« Avoir été obligée de passer du côté obscur m’empêche à jamais de pouvoir retourner à l’innocence. »
Neige Sinno raconte l’inceste à travers sa propre expérience en y mêlant recherches et études sur ses mécanismes. Elle parvient à raconter l’indicible d’une manière détournée et tout à fait inattendue.
En effet, ce roman commence par le portrait du bourreau de l’auteur : son beau-père. Elle tente de se mettre à sa place en adoptant un point de vue extérieur. S’il est « facile » de s’imaginer en victime, il l’est d’autant moins d’être à la place d’un bourreau, qui plus est d’un violeur.
De manière générale, elle essaie de rentrer dans la tête des bourreaux pour mieux les comprendre. Elle ponctue son récit-témoignage d’apartés- aspect psychologique de ce profil, consentement, zones grises, articles la concernant, vaste littérature sur le sujet, à l’instar de Lolita – créant un livre défiant tous les genres et regroupant diverses analyses sur ce sujet tabou. En même temps qu’elle écrit, elle s’interroge beaucoup sur la raison pour laquelle elle écrit sur l’inceste.

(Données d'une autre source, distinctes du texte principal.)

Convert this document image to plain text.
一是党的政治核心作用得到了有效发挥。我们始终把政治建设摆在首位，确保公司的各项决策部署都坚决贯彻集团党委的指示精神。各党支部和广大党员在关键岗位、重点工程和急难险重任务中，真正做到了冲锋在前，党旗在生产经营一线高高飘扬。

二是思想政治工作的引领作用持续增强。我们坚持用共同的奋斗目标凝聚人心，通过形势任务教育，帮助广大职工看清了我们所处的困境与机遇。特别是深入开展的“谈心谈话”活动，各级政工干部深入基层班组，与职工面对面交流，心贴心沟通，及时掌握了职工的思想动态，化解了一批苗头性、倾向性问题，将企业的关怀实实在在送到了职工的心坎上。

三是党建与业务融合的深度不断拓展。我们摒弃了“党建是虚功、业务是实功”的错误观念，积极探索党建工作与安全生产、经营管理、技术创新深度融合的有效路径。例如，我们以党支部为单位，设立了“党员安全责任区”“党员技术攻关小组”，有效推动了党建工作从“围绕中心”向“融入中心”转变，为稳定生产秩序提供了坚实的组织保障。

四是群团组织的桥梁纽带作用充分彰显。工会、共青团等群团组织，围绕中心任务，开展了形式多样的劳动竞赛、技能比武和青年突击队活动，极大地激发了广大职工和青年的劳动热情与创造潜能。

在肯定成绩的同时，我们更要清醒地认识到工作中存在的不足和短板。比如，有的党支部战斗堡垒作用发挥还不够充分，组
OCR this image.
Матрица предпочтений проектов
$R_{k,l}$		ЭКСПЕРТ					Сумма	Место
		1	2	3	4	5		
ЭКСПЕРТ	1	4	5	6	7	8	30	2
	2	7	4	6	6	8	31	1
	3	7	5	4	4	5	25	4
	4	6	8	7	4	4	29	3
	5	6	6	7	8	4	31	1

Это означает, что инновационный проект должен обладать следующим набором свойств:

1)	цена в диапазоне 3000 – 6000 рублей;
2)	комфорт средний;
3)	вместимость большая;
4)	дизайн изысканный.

« Qu’est-ce qui nous sauve ? Est-ce que la littérature peut nous sauver ? L’écriture comme thérapie, c’est une vision que j’ai toujours trouvée douteuse. Comme si raconter, se raconter, partager sa souffrance était le chemin vers la rédemption. »
J’ai lu ce livre au départ avec beaucoup d’appréhension, eu égard au sujet. Toutefois, ce récit autobiographique doublé d’un essai est tout à fait percutant et d’une grande sensibilité. Un livre incontournable et remarquable.